Furthermore, although the above embodiments have been explained using GaAsFET as an example, it goes without saying that the present invention can also be applied to other semiconductor devices that perform microwave measurements.

〔Effect of the invention〕

As described above, according to the semiconductor device according to the present invention, since the FET is configured by connecting the coplanar line having the same characteristic impedance as the microwave measurement system to the intrinsic FET section, the intrinsic FET This has the advantage that accurate values of the microwave characteristics of the parts can be obtained in an on-wafer state.

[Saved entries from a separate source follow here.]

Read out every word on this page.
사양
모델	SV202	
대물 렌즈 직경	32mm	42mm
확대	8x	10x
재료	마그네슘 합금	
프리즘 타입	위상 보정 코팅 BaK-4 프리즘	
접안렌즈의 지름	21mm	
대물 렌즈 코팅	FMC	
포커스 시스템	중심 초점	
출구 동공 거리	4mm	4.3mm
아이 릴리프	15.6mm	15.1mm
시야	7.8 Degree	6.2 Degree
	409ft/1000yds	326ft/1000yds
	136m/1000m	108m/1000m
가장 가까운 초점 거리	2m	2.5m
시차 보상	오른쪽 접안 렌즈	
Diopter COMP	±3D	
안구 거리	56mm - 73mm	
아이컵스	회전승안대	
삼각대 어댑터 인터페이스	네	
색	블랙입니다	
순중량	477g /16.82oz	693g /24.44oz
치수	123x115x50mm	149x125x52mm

[Brief explanation of drawings]

FIG. 1 is a plan view showing a semiconductor device according to an embodiment of the present invention, and FIG. 2 is a plan view showing a conventional semiconductor device and a probe needle of a microwave measurement system. In the figure, 1 is a semiconductor substrate, 6 is an intrinsic FET section, 13 is a probe needle, and 14 is a probe needle.
is a coplanar line. Note that the same reference numerals in the figures indicate the same or equivalent parts.

Claims (1)

[Claims] 1. In a semiconductor device in which a field effect transistor is formed on a substrate, a semiconductor device is formed on the substrate so as to be connected to the intrinsic field effect transistor and has a characteristic impedance equal to that of a microwave measurement system. 1. A semiconductor device comprising a coplanar line having a coplanar line. 2. The semiconductor device according to claim 1, wherein the substrate is made of gallium arsenide, silicon, or other - group or - group semiconductor.